Mr Kepiro also claimed to have saved the lives of a Jewish family who were about to be shot by a Hungarian army officer and his men. “I told him and his band to get lost and I said to the family: ‘You’re free’.”

A Hungarian court convicted Mr Kepiro of involvement in the atrocity in 1944, but he was released shortly afterwards.

He was tried again in 1946 and sentenced to 14 years in prison by Hungary’s postwar communist authorities, but avoided jail by fleeing to Argentina, where he lived for almost 50 years and is believed to have worked as a farmer and in the textile industry.

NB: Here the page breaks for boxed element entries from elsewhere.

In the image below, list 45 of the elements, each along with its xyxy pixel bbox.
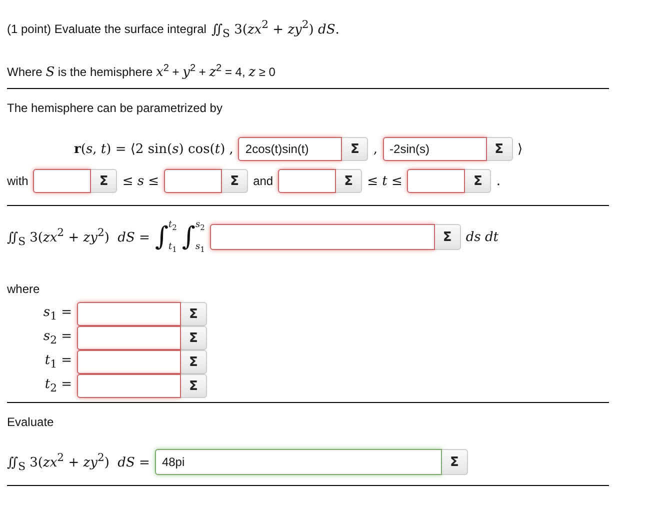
math-expression: ∬$_{S}$ 3(zx$^{2}$ + zy$^{2}$) dS = bbox=[7, 226, 150, 248]
answer-field[interactable]: -2sin(s) bbox=[382, 137, 487, 161]
equation-editor-button[interactable]: Σ bbox=[442, 449, 468, 475]
question-text: The hemisphere can be parametrized by bbox=[7, 101, 222, 115]
answer-field[interactable] bbox=[33, 169, 92, 193]
math-expression: ≤ s ≤ bbox=[122, 174, 160, 188]
math-expression: ∬$_{S}$ 3(zx$^{2}$ + zy$^{2}$) dS. bbox=[211, 18, 340, 40]
equation-editor-button[interactable]: Σ bbox=[465, 169, 492, 193]
answer-field[interactable]: 2cos(t)sin(t) bbox=[238, 137, 342, 161]
equation-editor-button[interactable]: Σ bbox=[181, 350, 207, 374]
equation-editor-button[interactable]: Σ bbox=[336, 169, 362, 193]
question-text: Where S is the hemisphere x$^{2}$ + y$^{2}$ + z$^{2}$ = 4, z ≥ 0 bbox=[7, 62, 276, 80]
equation-editor-button[interactable]: Σ bbox=[181, 326, 207, 350]
equation-editor-button[interactable]: Σ bbox=[222, 169, 248, 193]
math-expression: ds dt bbox=[466, 230, 499, 244]
math-expression: s$_{2}$ = bbox=[42, 329, 72, 347]
math-expression: . bbox=[496, 174, 501, 188]
answer-field[interactable] bbox=[77, 350, 181, 374]
math-expression: ⟩ bbox=[518, 142, 523, 156]
question-text: with bbox=[7, 174, 28, 188]
equation-editor-button[interactable]: Σ bbox=[91, 169, 118, 193]
math-expression: ≤ t ≤ bbox=[367, 174, 402, 188]
question-text: (1 point) Evaluate the surface integral bbox=[7, 22, 206, 36]
answer-field[interactable] bbox=[77, 326, 181, 350]
question-text: and bbox=[253, 174, 274, 188]
equation-editor-button[interactable]: Σ bbox=[486, 137, 513, 161]
answer-field[interactable] bbox=[164, 169, 222, 193]
answer-field[interactable]: 48pi bbox=[154, 449, 442, 475]
equation-editor-button[interactable]: Σ bbox=[342, 137, 368, 161]
equation-editor-button[interactable]: Σ bbox=[181, 302, 207, 326]
equation-editor-button[interactable]: Σ bbox=[181, 374, 207, 398]
math-expression: ∬$_{S}$ 3(zx$^{2}$ + zy$^{2}$) dS = bbox=[7, 451, 150, 473]
math-expression: s$_{1}$ = bbox=[42, 305, 72, 323]
math-expression: r(s, t) = ⟨2 sin(s) cos(t) , bbox=[74, 142, 234, 156]
answer-field[interactable] bbox=[77, 302, 181, 326]
math-expression: , bbox=[373, 142, 378, 156]
math-expression: t$_{2}$ = bbox=[44, 377, 72, 395]
question-text: where bbox=[7, 282, 40, 296]
answer-field[interactable] bbox=[210, 224, 435, 250]
question-text: Evaluate bbox=[7, 415, 54, 429]
answer-field[interactable] bbox=[278, 169, 336, 193]
equation-editor-button[interactable]: Σ bbox=[434, 224, 461, 250]
math-expression: t$_{1}$ = bbox=[44, 353, 72, 371]
answer-field[interactable] bbox=[407, 169, 466, 193]
answer-field[interactable] bbox=[77, 374, 181, 398]
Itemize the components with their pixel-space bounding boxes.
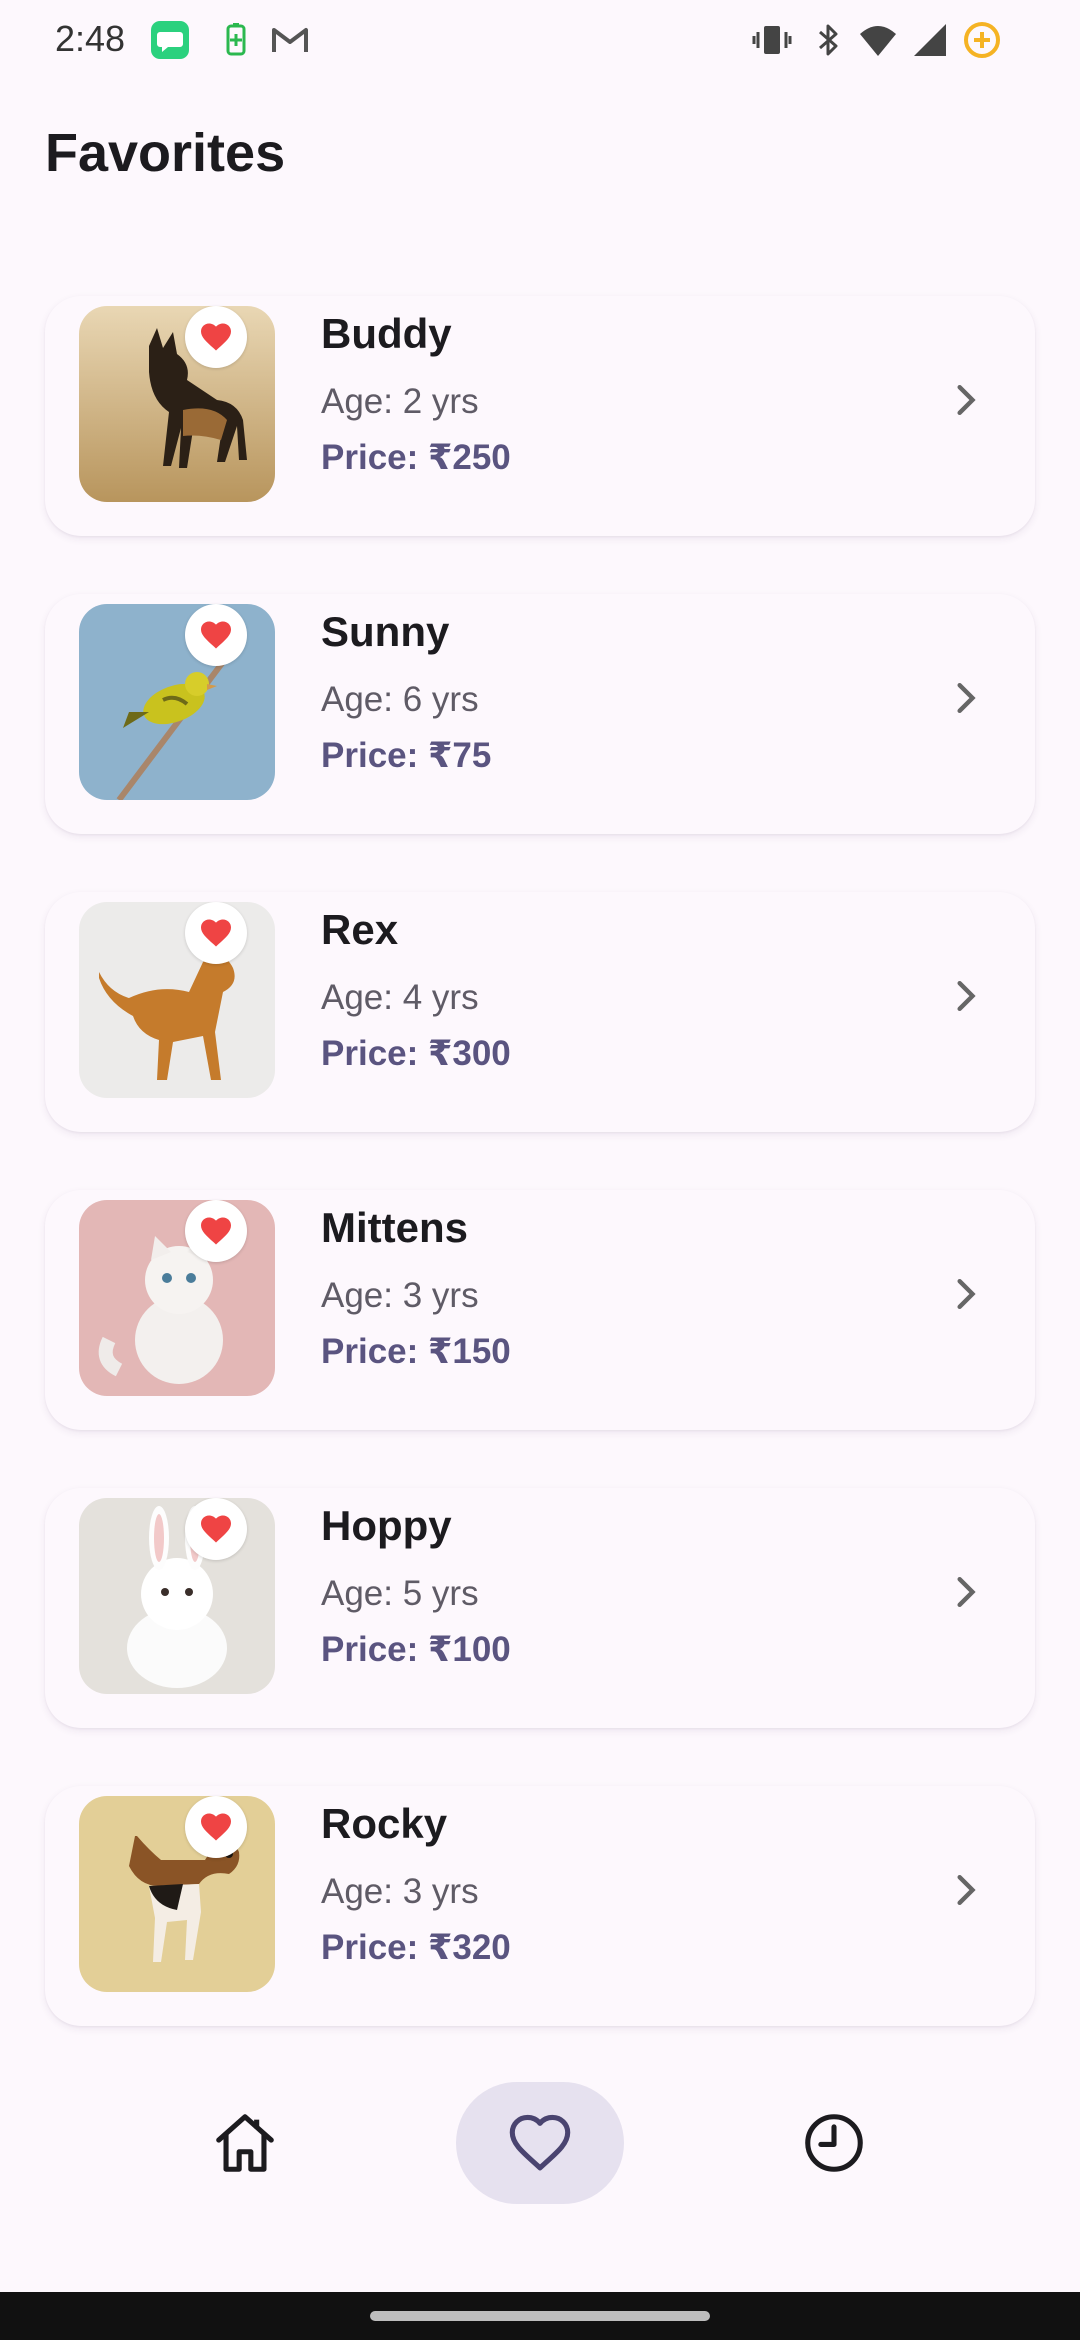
clock-icon: [805, 2114, 863, 2172]
home-icon: [216, 2114, 274, 2172]
chevron-right-icon: [957, 1874, 976, 1906]
favorite-heart-button[interactable]: [185, 902, 247, 964]
nav-history-button[interactable]: [750, 2082, 918, 2204]
chevron-right-icon: [957, 1278, 976, 1310]
pet-age: Age: 2 yrs: [321, 382, 479, 421]
favorite-heart-button[interactable]: [185, 1498, 247, 1560]
heart-outline-icon: [509, 2114, 571, 2171]
pet-name: Hoppy: [321, 1502, 452, 1549]
pet-age: Age: 4 yrs: [321, 978, 479, 1017]
pet-name: Buddy: [321, 310, 452, 357]
favorite-card-rex[interactable]: Rex Age: 4 yrs Price: ₹300: [45, 892, 1035, 1132]
pet-age: Age: 3 yrs: [321, 1276, 479, 1315]
heart-filled-icon: [201, 1813, 231, 1841]
favorite-card-rocky[interactable]: Rocky Age: 3 yrs Price: ₹320: [45, 1786, 1035, 2026]
nav-favorites-button[interactable]: [456, 2082, 624, 2204]
pet-price: Price: ₹150: [321, 1332, 511, 1371]
chevron-right-icon: [957, 384, 976, 416]
pet-price: Price: ₹320: [321, 1928, 511, 1967]
chevron-right-icon: [957, 682, 976, 714]
pet-price: Price: ₹250: [321, 438, 511, 477]
pet-name: Rocky: [321, 1800, 448, 1847]
heart-filled-icon: [201, 1217, 231, 1245]
chevron-right-icon: [957, 1576, 976, 1608]
nav-home-button[interactable]: [161, 2082, 329, 2204]
home-gesture-handle[interactable]: [370, 2311, 710, 2321]
system-gesture-bar: [0, 2292, 1080, 2340]
favorite-card-sunny[interactable]: Sunny Age: 6 yrs Price: ₹75: [45, 594, 1035, 834]
favorite-heart-button[interactable]: [185, 604, 247, 666]
favorite-card-hoppy[interactable]: Hoppy Age: 5 yrs Price: ₹100: [45, 1488, 1035, 1728]
pet-age: Age: 6 yrs: [321, 680, 479, 719]
favorite-card-buddy[interactable]: Buddy Age: 2 yrs Price: ₹250: [45, 296, 1035, 536]
pet-name: Rex: [321, 906, 399, 953]
favorite-heart-button[interactable]: [185, 306, 247, 368]
heart-filled-icon: [201, 1515, 231, 1543]
pet-price: Price: ₹300: [321, 1034, 511, 1073]
pet-age: Age: 3 yrs: [321, 1872, 479, 1911]
heart-filled-icon: [201, 323, 231, 351]
pet-price: Price: ₹75: [321, 736, 492, 775]
heart-filled-icon: [201, 919, 231, 947]
chevron-right-icon: [957, 980, 976, 1012]
favorites-list: Buddy Age: 2 yrs Price: ₹250 Sunny Age: …: [0, 0, 1080, 2060]
pet-price: Price: ₹100: [321, 1630, 511, 1669]
heart-filled-icon: [201, 621, 231, 649]
pet-name: Mittens: [321, 1204, 468, 1251]
pet-name: Sunny: [321, 608, 450, 655]
favorite-heart-button[interactable]: [185, 1796, 247, 1858]
favorite-heart-button[interactable]: [185, 1200, 247, 1262]
bottom-navigation: [0, 2060, 1080, 2292]
favorite-card-mittens[interactable]: Mittens Age: 3 yrs Price: ₹150: [45, 1190, 1035, 1430]
pet-age: Age: 5 yrs: [321, 1574, 479, 1613]
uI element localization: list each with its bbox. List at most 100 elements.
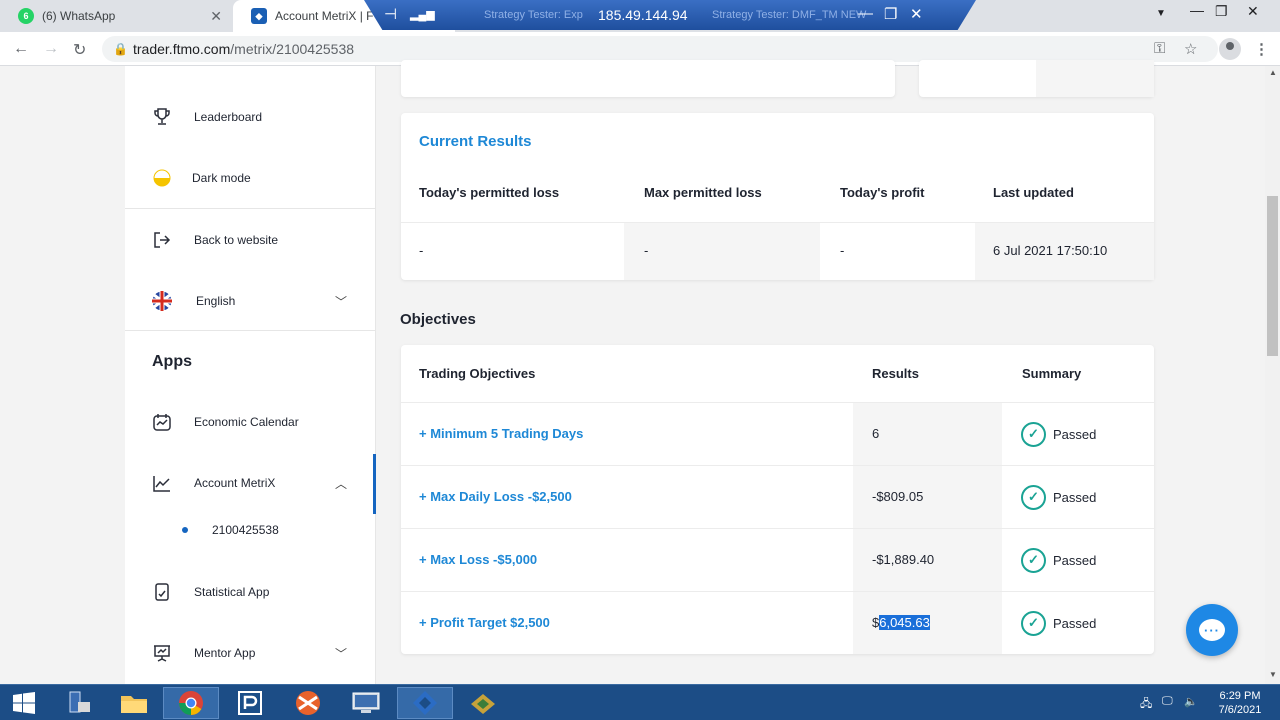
sidebar-item-dark-mode[interactable]: Dark mode xyxy=(125,158,375,198)
system-clock[interactable]: 6:29 PM 7/6/2021 xyxy=(1210,689,1270,717)
dark-mode-toggle-icon[interactable] xyxy=(151,167,173,189)
reload-icon[interactable]: ↻ xyxy=(73,40,86,60)
taskbar-ftmo[interactable] xyxy=(397,687,453,719)
scroll-up-icon[interactable]: ▲ xyxy=(1269,68,1277,77)
sidebar-subitem-account[interactable]: 2100425538 xyxy=(125,510,375,550)
start-button[interactable] xyxy=(0,687,48,719)
minimize-icon[interactable]: — xyxy=(1190,2,1204,18)
star-icon[interactable]: ☆ xyxy=(1184,40,1197,58)
objective-link-min-trading-days[interactable]: + Minimum 5 Trading Days xyxy=(419,426,583,441)
pin-icon[interactable]: ⊣ xyxy=(384,5,397,23)
result-value: $6,045.63 xyxy=(872,615,930,630)
close-icon[interactable]: ✕ xyxy=(210,8,222,25)
line-chart-icon xyxy=(151,472,173,494)
divider xyxy=(125,330,375,331)
clock-time: 6:29 PM xyxy=(1219,690,1261,702)
value-todays-profit: - xyxy=(840,243,845,258)
header-todays-profit: Today's profit xyxy=(840,185,925,200)
check-circle-icon: ✓ xyxy=(1021,484,1046,510)
scroll-thumb[interactable] xyxy=(1267,196,1278,356)
cell-shade xyxy=(624,223,820,280)
value-max-permitted-loss: - xyxy=(644,243,649,258)
clipboard-chart-icon xyxy=(151,581,173,603)
folder-icon xyxy=(121,696,147,713)
check-circle-icon: ✓ xyxy=(1021,547,1046,573)
taskbar-server-manager[interactable] xyxy=(50,687,106,719)
key-icon[interactable]: ⚿ xyxy=(1154,40,1165,57)
header-todays-permitted-loss: Today's permitted loss xyxy=(419,185,560,200)
minimize-icon[interactable]: — xyxy=(858,5,873,22)
header-results: Results xyxy=(872,366,919,381)
taskbar-trading-terminal[interactable] xyxy=(222,687,278,719)
close-icon[interactable]: ✕ xyxy=(1247,3,1259,20)
sidebar-item-label: Mentor App xyxy=(194,646,256,660)
notification-icon[interactable]: 🖵 xyxy=(1162,695,1173,708)
network-icon[interactable]: 🖧 xyxy=(1140,695,1152,714)
background-tab-label: Strategy Tester: DMF_TM NEW xyxy=(712,9,867,21)
value-last-updated: 6 Jul 2021 17:50:10 xyxy=(993,243,1108,258)
tab-whatsapp[interactable]: 6 (6) WhatsApp ✕ xyxy=(0,0,232,32)
profile-avatar[interactable] xyxy=(1219,38,1241,60)
sidebar-item-back-to-website[interactable]: Back to website xyxy=(125,220,375,260)
calendar-icon xyxy=(151,411,173,433)
sidebar-item-account-metrix[interactable]: Account MetriX ︿ xyxy=(125,463,375,503)
sidebar-item-mentor-app[interactable]: Mentor App ﹀ xyxy=(125,633,375,673)
objective-link-max-loss[interactable]: + Max Loss -$5,000 xyxy=(419,552,537,567)
chevron-down-icon: ﹀ xyxy=(335,294,348,309)
taskbar-chrome[interactable] xyxy=(163,687,219,719)
menu-icon[interactable]: ⋮ xyxy=(1254,40,1269,58)
restore-icon[interactable]: ❐ xyxy=(884,5,897,23)
rdp-host: 185.49.144.94 xyxy=(598,7,688,23)
taskbar-remote-desktop[interactable] xyxy=(338,687,394,719)
volume-icon[interactable]: 🔈 xyxy=(1184,695,1198,708)
header-trading-objectives: Trading Objectives xyxy=(419,366,536,381)
sidebar-item-economic-calendar[interactable]: Economic Calendar xyxy=(125,402,375,442)
result-value: 6 xyxy=(872,426,880,441)
page-scrollbar[interactable]: ▲ ▼ xyxy=(1265,66,1280,684)
url-field[interactable]: 🔒 trader.ftmo.com/metrix/2100425538 xyxy=(102,36,1218,62)
ftmo-app-icon xyxy=(413,691,437,715)
check-circle-icon: ✓ xyxy=(1021,610,1046,636)
divider xyxy=(125,208,375,209)
close-icon[interactable]: ✕ xyxy=(910,5,923,23)
objective-link-profit-target[interactable]: + Profit Target $2,500 xyxy=(419,615,550,630)
language-selector[interactable]: English ﹀ xyxy=(125,281,375,321)
objective-link-max-daily-loss[interactable]: + Max Daily Loss -$2,500 xyxy=(419,489,572,504)
taskbar-app-book[interactable] xyxy=(455,687,511,719)
divider xyxy=(401,591,1154,592)
remote-desktop-icon xyxy=(352,692,380,713)
sidebar-item-label: Leaderboard xyxy=(194,110,263,124)
chevron-down-icon: ﹀ xyxy=(335,646,348,661)
header-summary: Summary xyxy=(1022,366,1082,381)
sidebar-item-label: Account MetriX xyxy=(194,476,276,490)
chat-button[interactable]: ··· xyxy=(1186,604,1238,656)
result-value: -$1,889.40 xyxy=(872,552,935,567)
url-path: /metrix/2100425538 xyxy=(230,41,355,57)
server-manager-icon xyxy=(69,691,90,713)
sidebar-item-statistical-app[interactable]: Statistical App xyxy=(125,572,375,612)
browser-tab-bar: 6 (6) WhatsApp ✕ ◆ Account MetriX | FTMO… xyxy=(0,0,1280,32)
status-badge: ✓ Passed xyxy=(1021,547,1096,573)
sidebar-item-leaderboard[interactable]: Leaderboard xyxy=(125,97,375,137)
summary-card-partial xyxy=(919,60,1154,97)
status-label: Passed xyxy=(1053,615,1097,631)
chevron-up-icon: ︿ xyxy=(335,476,348,491)
check-circle-icon: ✓ xyxy=(1021,421,1046,447)
status-label: Passed xyxy=(1053,552,1097,568)
current-results-title: Current Results xyxy=(419,133,532,150)
tab-label: (6) WhatsApp xyxy=(42,9,116,23)
back-icon[interactable]: ← xyxy=(13,40,29,58)
status-label: Passed xyxy=(1053,426,1097,442)
language-label: English xyxy=(196,294,236,308)
taskbar-file-explorer[interactable] xyxy=(106,687,162,719)
sidebar: Leaderboard Dark mode Back to website En… xyxy=(125,66,376,684)
value-todays-permitted-loss: - xyxy=(419,243,424,258)
status-badge: ✓ Passed xyxy=(1021,610,1096,636)
chat-bubble-icon: ··· xyxy=(1199,619,1225,641)
scroll-down-icon[interactable]: ▼ xyxy=(1269,670,1277,679)
forward-icon[interactable]: → xyxy=(43,40,59,58)
taskbar-app-orange[interactable] xyxy=(280,687,336,719)
restore-icon[interactable]: ❐ xyxy=(1215,3,1228,20)
divider xyxy=(401,465,1154,466)
tab-search-icon[interactable]: ▼ xyxy=(1156,8,1166,19)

He is thought to have returned in 1996 to Budapest, where a decade later he was found living near one of the city’s synagogues by the Simon Wiesenthal Centre, an organisation founded by Holocaust survivors to hunt down Nazi fugitives.

The organisation put Mr Kepiro at the top of its list of wanted Nazis and for several years strongly criticised Budapest for failing to prosecute him.

Efraim Zuroff, head of the Wiesenthal Centre’s Jerusalem office, said it was “clear that this is one of the last major trials” of Nazi war crimes suspects.

“I am thankful to God that Kepiro is alive today. My sense is that were hoping that we would die and spare Hungary this embarrassment,” he added. “This is the first trial of a Hungarian war criminal and since Hungary has collaborated with Nazi Germany, it’s very important it takes place . . . there can be no clemency, no sympathy and no ignoring of the facts.”

A verdict in the trial is expected as soon as May 19th. Mr Kepiro faces a life sentence if found guilty.